We also did a short "mini-cast" on the Payment Systems Podcast on the topic of Issuing Card Program Management, I’ll post that as soon as I can get it produced.

Welcome Randy!

 

Product Release Cycle

updateI’ll just say it; I’m proud of our release cycle for OLS.Switch.

 

It has been my experience (YMMV) both first hand running an authorization host/switch (issuing and acquiring) and as an IT Security Auditor and QSA – that either Core Banking applications or Payment Switches fall into one of the following when it relates to upgrades, changes, or security updates:

  • "The Vendor set it up, we don’t touch it"
  • "We don’t patch it because we are afraid"
  • "We cringe everything we need to install a new release of the software"
  • "Last time we did an upgrade, we had x amount of downtime"
  • "It all goes smooth like clockwork"  🙂

 

During Vulnerability Assessments and Penetration Testing on the Internal Networks that I performed– My observations from an operating system, database and application perspective – these systems are typically not keep current or run on a platform that the organization is not very familiar which and relies on outside support. The application was not cohesive to the rest of their operating environment: systems, technologies, and procedures.

 

Installing new releases of our software (or rather our clients installing releases of new software) is something that does not make me cringe. (and I used to not sleep very well in the past)  At least one of our clients seems to agree as well. (See Andy’s "A very simple platform to support")

 

We just rolled out a new release that was quite large (see Flexible Spending Accounts (New Initiatives, Part 3) and had changes that impacted pretty much every transaction path due to partial authorization and credit reversal support, and required heavy regression testing.

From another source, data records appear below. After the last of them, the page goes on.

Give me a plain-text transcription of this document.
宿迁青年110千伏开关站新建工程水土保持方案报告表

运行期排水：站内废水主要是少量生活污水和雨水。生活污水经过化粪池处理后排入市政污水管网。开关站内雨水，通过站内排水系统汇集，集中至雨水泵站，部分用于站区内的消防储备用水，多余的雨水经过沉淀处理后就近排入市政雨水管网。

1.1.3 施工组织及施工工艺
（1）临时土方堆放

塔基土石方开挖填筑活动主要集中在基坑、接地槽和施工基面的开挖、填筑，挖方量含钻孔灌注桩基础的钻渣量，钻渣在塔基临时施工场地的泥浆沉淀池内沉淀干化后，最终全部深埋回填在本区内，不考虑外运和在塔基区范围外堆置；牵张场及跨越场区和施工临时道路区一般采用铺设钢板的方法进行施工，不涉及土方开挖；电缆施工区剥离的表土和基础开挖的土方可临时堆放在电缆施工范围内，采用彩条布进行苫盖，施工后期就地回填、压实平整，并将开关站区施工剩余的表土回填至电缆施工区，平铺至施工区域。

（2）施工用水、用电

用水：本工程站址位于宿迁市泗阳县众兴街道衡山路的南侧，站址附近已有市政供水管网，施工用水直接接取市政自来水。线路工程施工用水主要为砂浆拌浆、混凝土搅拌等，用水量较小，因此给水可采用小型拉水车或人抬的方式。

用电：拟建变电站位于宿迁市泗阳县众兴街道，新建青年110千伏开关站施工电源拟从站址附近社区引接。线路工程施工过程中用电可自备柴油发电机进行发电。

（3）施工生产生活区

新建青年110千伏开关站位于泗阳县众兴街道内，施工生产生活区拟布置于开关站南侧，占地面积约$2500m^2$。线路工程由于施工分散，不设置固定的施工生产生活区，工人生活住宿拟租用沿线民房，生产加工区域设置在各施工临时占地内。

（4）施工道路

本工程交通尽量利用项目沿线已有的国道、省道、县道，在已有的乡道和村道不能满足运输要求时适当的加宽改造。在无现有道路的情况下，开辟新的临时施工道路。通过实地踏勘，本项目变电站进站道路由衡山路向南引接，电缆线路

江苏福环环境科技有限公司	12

Our agile based SDLC is a big help with this, we have very iterative development processes and frequent testing which also means less large bulking updates that break everything.

 

Another success factor is our simplicity of upgrading our program code and binaries. It is really as simple as:

  • Stop the OLS.Switch Service or Daemon
  • create a backup copy of the directory or file path where OLS.Switch is installed
  • Start the OLS.Switch Service or Daemon
  • Perform test transactions and monitor.
  • The Back-Out plan is to stop the service and revert back to the backup copy.

 

Further, System Implementation Design can have a big impact on Up-time;  we run multiple independent application servers behind load balancers, that allows us to gracefully stop an application – which stops accepting new transactions when finishing to process those in its queue, and the load balancer stops routing transactions to this application server. Allowing an upgrade to be made while other application servers are still processing transactions. Uptime, not system uptime, but uptime processing transactions doesn’t have to suffer for "scheduled maintenance", or security related patches and reboots.

 

I think we have a low-risk upgrade/update path that our clients are very comfortable with – So in 7 months into the year – we have had a dozen releases to add additional functionality, address endpoint changes, and implement new transaction types.